Appendix E — GitHub Configuration

GitHub hosts remote repositories and provides collaboration features, but your local Git installation needs to authenticate with GitHub to push and pull. This appendix covers creating a GitHub account, authenticating securely, and setting up the GitHub CLI for streamlined workflows.

Creating a GitHub Account

If you don’t have a GitHub account, create one at github.com/signup. Choose a professional username since it becomes part of your repository URLs and identifies you in contributions to open-source projects.

When selecting a username, consider using your real name or a professional handle, avoid numbers or characters that make the name hard to remember, and keep it consistent with your other professional accounts.

After creating your account, verify your email address by clicking the link GitHub sends. This is required for many GitHub features to work properly.

Authentication Methods

Git needs to prove your identity when pushing to or pulling from private repositories on GitHub. There are two main authentication methods: HTTPS with the GitHub CLI, and SSH keys.

Configuring Your GitHub Profile

Your GitHub profile represents you professionally. Take time to complete it.
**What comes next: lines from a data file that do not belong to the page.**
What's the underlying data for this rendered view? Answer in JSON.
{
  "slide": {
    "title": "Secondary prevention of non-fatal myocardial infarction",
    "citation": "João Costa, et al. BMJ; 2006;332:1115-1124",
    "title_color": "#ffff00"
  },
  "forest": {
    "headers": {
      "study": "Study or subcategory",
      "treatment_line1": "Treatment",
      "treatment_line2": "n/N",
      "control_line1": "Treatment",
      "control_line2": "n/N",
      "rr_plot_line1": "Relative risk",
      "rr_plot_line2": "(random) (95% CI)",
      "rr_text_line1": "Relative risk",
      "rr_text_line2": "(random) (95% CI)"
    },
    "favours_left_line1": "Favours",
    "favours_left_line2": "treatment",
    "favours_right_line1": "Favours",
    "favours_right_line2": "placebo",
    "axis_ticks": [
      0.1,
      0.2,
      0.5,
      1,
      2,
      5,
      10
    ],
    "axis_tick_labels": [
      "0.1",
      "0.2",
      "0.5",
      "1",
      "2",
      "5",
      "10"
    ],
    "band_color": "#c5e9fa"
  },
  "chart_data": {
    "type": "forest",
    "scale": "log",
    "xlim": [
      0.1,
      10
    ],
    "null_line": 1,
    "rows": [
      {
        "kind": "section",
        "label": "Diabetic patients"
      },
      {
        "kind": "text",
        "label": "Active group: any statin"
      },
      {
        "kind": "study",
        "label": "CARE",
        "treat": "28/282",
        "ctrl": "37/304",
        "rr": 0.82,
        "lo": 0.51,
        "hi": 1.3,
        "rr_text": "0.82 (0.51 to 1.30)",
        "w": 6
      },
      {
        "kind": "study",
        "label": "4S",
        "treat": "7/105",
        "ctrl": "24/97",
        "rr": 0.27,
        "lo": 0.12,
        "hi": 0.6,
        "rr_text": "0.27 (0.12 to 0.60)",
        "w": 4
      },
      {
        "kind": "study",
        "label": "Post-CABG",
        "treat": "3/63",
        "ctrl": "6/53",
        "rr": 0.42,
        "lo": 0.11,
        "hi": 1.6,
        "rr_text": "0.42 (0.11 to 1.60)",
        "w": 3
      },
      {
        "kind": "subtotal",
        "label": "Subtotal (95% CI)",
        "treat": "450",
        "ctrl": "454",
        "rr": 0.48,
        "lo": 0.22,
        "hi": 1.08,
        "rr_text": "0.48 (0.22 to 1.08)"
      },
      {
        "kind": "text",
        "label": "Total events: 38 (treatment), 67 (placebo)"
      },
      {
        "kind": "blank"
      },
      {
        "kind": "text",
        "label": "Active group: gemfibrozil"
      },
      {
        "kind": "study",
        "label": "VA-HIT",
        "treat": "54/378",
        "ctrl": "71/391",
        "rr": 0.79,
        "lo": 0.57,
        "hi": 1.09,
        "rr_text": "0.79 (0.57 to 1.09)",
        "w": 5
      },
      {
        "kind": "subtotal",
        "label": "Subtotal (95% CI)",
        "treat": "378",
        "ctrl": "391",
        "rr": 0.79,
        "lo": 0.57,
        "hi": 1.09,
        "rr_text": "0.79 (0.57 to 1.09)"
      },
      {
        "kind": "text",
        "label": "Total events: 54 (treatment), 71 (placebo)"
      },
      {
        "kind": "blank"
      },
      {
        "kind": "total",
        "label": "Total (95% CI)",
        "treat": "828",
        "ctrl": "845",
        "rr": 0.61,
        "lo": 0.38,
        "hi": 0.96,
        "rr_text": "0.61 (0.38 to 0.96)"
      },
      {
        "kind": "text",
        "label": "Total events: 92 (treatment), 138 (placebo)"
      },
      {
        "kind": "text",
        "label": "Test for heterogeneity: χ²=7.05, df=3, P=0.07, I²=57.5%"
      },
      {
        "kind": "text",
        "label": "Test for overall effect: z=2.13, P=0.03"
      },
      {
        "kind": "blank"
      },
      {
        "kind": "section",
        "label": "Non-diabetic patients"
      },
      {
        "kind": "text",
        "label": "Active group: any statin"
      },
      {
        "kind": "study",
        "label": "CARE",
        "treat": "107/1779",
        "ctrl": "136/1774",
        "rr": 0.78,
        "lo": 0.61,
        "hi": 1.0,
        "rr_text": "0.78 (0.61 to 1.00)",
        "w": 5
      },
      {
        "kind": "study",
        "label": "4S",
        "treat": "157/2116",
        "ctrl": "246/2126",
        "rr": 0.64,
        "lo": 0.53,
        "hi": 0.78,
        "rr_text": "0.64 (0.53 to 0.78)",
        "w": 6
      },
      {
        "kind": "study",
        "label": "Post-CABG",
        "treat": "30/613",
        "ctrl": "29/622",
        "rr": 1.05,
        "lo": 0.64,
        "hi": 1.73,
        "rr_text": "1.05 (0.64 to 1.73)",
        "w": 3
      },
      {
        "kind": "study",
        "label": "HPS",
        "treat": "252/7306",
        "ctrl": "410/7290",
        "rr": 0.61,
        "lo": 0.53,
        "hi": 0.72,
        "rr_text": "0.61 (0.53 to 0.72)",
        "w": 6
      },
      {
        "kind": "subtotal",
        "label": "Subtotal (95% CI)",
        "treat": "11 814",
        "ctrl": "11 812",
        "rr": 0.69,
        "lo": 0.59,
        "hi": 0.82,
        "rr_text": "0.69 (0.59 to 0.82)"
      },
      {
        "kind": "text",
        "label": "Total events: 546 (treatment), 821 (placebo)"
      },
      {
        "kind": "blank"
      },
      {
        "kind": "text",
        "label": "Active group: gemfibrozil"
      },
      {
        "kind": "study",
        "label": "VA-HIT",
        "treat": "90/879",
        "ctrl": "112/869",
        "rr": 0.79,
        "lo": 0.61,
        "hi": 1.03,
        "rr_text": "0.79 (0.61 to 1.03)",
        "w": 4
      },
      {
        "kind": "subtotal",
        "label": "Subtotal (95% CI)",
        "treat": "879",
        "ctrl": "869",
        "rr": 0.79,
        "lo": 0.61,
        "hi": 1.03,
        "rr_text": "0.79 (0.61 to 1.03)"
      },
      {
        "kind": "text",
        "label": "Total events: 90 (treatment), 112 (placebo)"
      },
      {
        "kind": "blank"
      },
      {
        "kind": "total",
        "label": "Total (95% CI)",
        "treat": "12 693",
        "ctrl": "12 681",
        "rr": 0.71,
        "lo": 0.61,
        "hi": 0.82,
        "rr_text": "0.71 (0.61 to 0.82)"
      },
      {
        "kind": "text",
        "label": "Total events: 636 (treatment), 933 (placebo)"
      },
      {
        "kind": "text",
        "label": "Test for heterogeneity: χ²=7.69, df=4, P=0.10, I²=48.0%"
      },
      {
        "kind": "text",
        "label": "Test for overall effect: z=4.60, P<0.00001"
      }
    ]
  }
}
Navigate to Settings → Profile and add a professional profile photo (your face, not a logo or meme), a bio describing your role and interests, your location and organization (if appropriate), and links to your website or portfolio.

The profile README is a special feature: create a repository with the same name as your username (e.g., username/username), and its README appears on your profile page. This is a good place to highlight your skills and projects.

GitHub CLI Configuration

The GitHub CLI has configuration options beyond authentication.

View current configuration:

terminal
gh config list

Set your default editor:

terminal
gh config set editor "zed --wait"

Set the preferred Git protocol:

terminal
gh config set git_protocol https
# or
gh config set git_protocol ssh

Set the default browser:

terminal
gh config set browser "chrome"

Essential GitHub CLI Commands

Once authenticated, the GitHub CLI streamlines many workflows. These are the commands you’ll use most frequently.

Create a repository:

terminal
# Create a new repository and push current directory
gh repo create my-project --public --source=. --remote=origin --push

# Create interactively
gh repo create

Clone a repository:

terminal
gh repo clone username/repo-name

View repository in browser:

terminal
gh repo view --web

Create a pull request:

terminal
gh pr create --title "Add feature X" --body "Description of changes"

# Create interactively
gh pr create

List and view pull requests:

terminal
gh pr list
gh pr view 42
gh pr view 42 --web  # Open in browser

Check out a pull request locally:

terminal
gh pr checkout 42

Create an issue:

terminal
gh issue create --title "Bug in parser" --body "Steps to reproduce..."

List and view issues:

terminal
gh issue list
gh issue view 123

View your notifications:

terminal
gh status

Notifications and Watching

GitHub sends notifications for activity on repositories you watch. Managing notifications prevents inbox overload.

Access notification settings at Settings → Notifications. Configure whether to receive email notifications, participating notifications (when you’re mentioned or assigned), and watching notifications (all activity on watched repos).

For repositories, choose your watch level by visiting the repository and clicking “Watch.” Options include participating only (you’re mentioned or assigned), all activity, ignore, or custom selections.

Connecting Git and GitHub

Ensure your Git identity matches your GitHub account:

terminal
# Check your Git email
git config --global user.email

# This should match one of your GitHub emails
# Verify at: https://github.com/settings/emails

If your Git email doesn’t match any GitHub email, commits won’t be linked to your GitHub account. Either add the email to GitHub or change your Git configuration.

Troubleshooting Authentication

“Permission denied” when pushing:

Verify you’re authenticated:

terminal
gh auth status

“Repository not found” error:

This usually means you don’t have access. Verify the repository exists and you have permission. Check for typos in the URL. If it’s a private repository, ensure you’re authenticated.

Credential issues:

If Git asks for credentials repeatedly, your credential helper may not be configured. See Appendix D — Git Configuration for credential helper setup, or use gh auth setup-git to configure Git to use GitHub CLI authentication.

Summary

GitHub authentication connects your local Git to the remote platform. You learned how to create and configure a GitHub account, authenticate using the GitHub CLI (recommended) or SSH keys, configure the GitHub CLI for your workflow, and use essential CLI commands for repositories, pull requests, and issues. With authentication configured, you can seamlessly push your work to GitHub and collaborate with others.

Glossary

GitHub CLI (gh)
A command-line tool for interacting with GitHub, including authentication, repository management, pull requests, and issues.
HTTPS Authentication
Authentication using tokens or credentials over the HTTPS protocol. The GitHub CLI manages this automatically.